Cet Incident à cause duquel on avait formellement interdit toute forme de contact physique entre les êtres humains. Cet Incident à cause duquel la peine de mort avait été rétablie pour quiconque braverait la loi à partir de l'instant de sa naissance. Cet Incident dont personne ne connaissait la nature exacte. Pour éviter tout contact physique, chaque cellule du corps humain était reliée à un appareil sophistiqué qui prévenait les autorités de toute infraction. Cette machine qui donnait aux humains une liberté plus que restreinte s'appelait l'Oversight.

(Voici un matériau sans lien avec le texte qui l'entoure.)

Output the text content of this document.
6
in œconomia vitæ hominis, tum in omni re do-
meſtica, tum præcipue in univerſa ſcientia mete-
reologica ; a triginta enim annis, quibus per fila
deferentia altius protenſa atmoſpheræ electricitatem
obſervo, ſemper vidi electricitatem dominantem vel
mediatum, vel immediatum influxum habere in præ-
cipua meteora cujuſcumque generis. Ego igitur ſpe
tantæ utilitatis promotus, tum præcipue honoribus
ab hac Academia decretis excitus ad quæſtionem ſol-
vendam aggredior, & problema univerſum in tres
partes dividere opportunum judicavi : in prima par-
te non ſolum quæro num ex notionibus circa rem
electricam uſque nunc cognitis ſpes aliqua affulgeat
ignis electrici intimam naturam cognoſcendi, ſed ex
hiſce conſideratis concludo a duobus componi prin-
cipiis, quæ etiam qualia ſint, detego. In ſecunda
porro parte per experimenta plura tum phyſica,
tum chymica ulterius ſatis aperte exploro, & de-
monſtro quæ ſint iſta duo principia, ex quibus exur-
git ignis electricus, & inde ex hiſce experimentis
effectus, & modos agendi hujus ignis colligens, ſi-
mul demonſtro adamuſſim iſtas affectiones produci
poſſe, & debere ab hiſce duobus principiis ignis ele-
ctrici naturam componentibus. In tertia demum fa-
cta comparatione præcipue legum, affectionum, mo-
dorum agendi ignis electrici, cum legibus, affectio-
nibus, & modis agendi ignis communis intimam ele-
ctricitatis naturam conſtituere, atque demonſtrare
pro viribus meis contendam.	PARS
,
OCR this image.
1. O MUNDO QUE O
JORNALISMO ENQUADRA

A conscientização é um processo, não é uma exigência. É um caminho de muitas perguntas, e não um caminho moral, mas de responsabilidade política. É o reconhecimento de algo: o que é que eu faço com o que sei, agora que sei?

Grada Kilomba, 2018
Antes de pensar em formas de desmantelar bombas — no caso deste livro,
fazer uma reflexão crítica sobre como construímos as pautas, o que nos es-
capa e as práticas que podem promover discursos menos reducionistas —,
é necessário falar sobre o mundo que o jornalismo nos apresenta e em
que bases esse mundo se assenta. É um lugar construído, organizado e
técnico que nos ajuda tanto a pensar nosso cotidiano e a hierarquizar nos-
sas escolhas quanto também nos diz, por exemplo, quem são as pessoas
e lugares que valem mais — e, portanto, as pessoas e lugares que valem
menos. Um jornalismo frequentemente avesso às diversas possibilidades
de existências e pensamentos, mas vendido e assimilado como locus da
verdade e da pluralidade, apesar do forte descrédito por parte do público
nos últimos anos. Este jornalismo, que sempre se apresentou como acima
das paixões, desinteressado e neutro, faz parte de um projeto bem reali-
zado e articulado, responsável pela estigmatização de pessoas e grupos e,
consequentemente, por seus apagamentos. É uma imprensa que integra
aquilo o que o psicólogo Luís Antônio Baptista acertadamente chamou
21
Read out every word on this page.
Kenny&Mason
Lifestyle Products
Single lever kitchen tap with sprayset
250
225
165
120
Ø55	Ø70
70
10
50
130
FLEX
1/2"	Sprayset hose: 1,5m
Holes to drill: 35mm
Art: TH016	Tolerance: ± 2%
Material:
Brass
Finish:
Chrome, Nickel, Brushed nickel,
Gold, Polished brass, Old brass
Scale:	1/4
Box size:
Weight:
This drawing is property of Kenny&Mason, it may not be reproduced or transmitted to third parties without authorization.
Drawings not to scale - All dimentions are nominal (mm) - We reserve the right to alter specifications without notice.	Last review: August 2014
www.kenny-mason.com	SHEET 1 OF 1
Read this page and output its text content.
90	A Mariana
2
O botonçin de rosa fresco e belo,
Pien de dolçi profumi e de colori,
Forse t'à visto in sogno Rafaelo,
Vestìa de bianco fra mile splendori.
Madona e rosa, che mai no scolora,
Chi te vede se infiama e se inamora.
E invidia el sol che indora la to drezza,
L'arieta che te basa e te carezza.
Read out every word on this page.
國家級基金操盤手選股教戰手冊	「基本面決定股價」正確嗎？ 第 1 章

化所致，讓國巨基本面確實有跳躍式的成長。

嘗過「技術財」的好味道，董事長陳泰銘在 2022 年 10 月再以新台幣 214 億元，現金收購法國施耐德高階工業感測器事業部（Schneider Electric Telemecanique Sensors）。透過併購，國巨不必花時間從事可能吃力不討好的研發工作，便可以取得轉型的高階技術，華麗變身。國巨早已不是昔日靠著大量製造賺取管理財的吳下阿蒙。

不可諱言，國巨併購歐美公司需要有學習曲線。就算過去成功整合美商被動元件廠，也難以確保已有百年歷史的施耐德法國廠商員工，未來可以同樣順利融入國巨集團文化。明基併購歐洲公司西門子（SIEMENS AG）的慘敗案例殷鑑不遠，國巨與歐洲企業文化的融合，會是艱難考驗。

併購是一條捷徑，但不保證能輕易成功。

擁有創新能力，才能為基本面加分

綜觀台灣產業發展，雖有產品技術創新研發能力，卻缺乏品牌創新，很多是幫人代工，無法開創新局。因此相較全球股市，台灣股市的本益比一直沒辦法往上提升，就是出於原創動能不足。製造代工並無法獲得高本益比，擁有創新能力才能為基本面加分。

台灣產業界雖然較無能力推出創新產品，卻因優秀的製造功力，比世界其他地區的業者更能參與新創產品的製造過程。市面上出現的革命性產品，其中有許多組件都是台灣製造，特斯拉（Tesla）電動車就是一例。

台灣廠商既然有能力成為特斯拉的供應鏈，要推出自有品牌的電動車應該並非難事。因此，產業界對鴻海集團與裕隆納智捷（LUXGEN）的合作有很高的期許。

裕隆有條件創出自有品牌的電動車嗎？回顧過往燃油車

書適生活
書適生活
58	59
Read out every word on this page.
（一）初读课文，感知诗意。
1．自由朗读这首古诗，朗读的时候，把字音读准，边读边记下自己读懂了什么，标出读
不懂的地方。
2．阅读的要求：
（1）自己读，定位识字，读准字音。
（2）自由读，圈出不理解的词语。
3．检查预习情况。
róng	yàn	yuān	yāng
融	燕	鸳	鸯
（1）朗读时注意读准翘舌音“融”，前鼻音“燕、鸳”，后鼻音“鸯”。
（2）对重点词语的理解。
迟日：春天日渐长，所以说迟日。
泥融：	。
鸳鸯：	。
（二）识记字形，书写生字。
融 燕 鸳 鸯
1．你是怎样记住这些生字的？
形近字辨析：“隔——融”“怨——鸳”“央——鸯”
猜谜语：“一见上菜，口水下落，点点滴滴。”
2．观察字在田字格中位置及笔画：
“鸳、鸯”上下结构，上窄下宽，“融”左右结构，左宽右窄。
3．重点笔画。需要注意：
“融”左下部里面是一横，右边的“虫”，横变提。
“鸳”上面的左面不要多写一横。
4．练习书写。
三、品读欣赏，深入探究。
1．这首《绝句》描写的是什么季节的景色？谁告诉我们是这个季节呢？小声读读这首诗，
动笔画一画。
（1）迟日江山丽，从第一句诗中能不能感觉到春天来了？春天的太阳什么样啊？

Mais il y avait bien pire: en supprimant le droit au contact physique, on avait supprimé l'amour. Il y a vingt-cinq ans, le Professeur Scheffer avait inventé un dispositif utilisant des automates et permettant de créer des humains de façon artificielle. Au début, ce projet ne devait pas être utilisé, mais deux mois après son invention, la loi condamnant les contacts physiques avait été votée. Bientôt, tous les hommes et toutes les femmes étaient conçus dans le Scheffer (nom qu'on avait donné à la machine). Mais le soir du seize mai 2075, le plus grand dysfonctionnement informatique de l'histoire avait eu lieu. Tout le monde assurait que ce trouble n'avait pas affecté le Scheffer, mais le matin suivant, une des infirmières chargées de vérifier les berceaux arriva devant le panier et lu: "Nom: Astride Felton. Sexe: Féminin. Née le 16/05/2075 à 21h05". Cependant, quelque chose d'étrange s'était produit: il n'y avait pas une petite Astride mais deux. La machine avait donné naissance à des jumelles. L'infirmière nommée Kaszia avait alors décidé de garder les enfants (hors-la-loi dès leur naissance car elles seraient bien trop tentées de rentrer en contact) pour ne pas qu'elles se fassent tuées. Elle les avait appelées Aesta et Solvaï, soit l'été et l'hiver.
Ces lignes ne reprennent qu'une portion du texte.